# moritaka problems still happening ?



## aogami pete (May 27, 2014)

Hey guys I'm new to the forums so I'm still finding my way. So anyway I'm in the market for a new gyuto (not my first) and I'm leaning heavy to the 240 moritaka as or the zakuri as. I know both knives are very different but the heart wants what it wants. So my main reason for writing is because I am very sketched out about moritakas reputation with the grind issues. Most of what I read was a couple years ago and nothing negative recently. Has akiko addressed these issues or are people just over the whole thing.

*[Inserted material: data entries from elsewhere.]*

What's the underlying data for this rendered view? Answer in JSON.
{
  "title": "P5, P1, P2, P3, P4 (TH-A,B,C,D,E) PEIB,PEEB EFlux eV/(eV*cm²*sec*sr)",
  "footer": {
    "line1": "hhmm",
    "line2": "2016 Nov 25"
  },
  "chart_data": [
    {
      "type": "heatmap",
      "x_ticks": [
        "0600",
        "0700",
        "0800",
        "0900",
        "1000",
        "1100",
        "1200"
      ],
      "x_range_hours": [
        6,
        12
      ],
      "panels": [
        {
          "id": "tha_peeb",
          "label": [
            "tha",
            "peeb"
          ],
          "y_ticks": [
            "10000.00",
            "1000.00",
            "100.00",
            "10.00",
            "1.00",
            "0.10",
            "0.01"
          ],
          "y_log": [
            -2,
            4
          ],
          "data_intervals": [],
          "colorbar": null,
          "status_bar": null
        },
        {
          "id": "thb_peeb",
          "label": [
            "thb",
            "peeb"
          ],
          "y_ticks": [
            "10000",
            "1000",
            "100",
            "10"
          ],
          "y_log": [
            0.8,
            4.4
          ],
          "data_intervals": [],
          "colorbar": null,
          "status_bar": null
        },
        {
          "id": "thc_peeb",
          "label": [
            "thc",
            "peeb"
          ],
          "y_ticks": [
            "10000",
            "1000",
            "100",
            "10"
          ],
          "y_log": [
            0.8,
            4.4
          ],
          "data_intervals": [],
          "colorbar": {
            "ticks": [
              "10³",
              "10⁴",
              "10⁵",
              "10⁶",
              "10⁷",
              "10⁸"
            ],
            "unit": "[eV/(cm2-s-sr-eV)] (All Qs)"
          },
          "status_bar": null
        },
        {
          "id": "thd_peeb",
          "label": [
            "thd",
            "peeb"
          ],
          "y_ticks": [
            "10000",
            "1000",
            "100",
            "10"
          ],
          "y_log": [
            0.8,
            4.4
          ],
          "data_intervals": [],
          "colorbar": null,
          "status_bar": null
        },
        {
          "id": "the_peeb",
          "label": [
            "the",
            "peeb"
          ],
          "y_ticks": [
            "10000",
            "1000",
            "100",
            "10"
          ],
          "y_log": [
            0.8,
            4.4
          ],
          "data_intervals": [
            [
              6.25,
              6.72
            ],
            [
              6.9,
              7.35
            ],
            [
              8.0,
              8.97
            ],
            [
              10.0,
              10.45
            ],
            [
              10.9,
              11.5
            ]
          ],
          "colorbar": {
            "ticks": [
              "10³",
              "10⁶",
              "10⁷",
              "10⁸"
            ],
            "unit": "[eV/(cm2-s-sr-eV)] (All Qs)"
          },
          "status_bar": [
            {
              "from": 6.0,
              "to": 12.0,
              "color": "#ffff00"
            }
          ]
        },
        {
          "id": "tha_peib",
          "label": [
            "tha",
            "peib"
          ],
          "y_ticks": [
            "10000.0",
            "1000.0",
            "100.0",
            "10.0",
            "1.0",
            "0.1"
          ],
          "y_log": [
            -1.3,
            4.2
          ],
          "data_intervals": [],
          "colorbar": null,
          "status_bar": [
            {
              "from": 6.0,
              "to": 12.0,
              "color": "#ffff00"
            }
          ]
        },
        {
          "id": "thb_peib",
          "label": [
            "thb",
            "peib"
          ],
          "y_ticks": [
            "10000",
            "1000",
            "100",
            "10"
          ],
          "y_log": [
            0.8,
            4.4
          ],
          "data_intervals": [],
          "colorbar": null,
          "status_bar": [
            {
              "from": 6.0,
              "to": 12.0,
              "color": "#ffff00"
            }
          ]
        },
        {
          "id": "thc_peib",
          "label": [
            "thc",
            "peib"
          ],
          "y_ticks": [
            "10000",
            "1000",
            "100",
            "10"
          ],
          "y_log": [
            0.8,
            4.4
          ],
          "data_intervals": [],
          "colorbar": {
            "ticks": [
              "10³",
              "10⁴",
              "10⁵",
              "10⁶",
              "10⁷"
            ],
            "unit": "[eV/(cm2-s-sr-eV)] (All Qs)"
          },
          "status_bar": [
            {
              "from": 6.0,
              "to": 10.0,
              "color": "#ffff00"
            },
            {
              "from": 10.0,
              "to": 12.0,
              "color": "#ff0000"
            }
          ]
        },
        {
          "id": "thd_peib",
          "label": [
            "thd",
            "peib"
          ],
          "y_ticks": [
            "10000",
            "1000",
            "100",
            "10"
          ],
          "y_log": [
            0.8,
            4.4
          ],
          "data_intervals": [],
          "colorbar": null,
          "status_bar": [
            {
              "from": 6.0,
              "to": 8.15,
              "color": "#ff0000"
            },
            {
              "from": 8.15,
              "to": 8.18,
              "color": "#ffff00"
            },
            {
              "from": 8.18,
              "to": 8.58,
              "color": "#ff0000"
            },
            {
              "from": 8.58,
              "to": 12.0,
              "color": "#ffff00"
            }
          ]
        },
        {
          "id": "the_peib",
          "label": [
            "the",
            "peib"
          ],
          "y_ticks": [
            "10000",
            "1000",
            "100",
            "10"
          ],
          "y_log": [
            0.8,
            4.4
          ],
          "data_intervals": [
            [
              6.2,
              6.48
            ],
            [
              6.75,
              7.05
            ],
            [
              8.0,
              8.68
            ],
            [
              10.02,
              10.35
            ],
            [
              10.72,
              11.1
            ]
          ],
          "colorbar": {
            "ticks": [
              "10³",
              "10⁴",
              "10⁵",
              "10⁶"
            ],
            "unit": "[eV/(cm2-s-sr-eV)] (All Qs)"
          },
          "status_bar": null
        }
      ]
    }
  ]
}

Thank you all for your time.
Pete


----------



## hpross (Feb 5, 2013)

im looking to sell that exact knife (moritaka). i think it is a knife by knife kinda thing. the one i have needed work to its shinogi. but now its done it works well. i think the issue comes from not finishing the knife on stones, the edges were still convex from the water wheel. shoot me a pm if ure interested.


----------



## kevpenbanc (Jan 18, 2014)

A word of caution.
I have a 210 moritaka and the blade is very flat. It is as flat as my nakiri, it's only got a curve right at the end. I bought another 210 recently and they are very different blade profiles. 
It is basically a nakiri with a point.
I tend to alternate between my nakiri and the moritaka for veggies. 
I personally would not get a 240 moritaka as the blade profile would likely be too flat for me on a 240 knife.


----------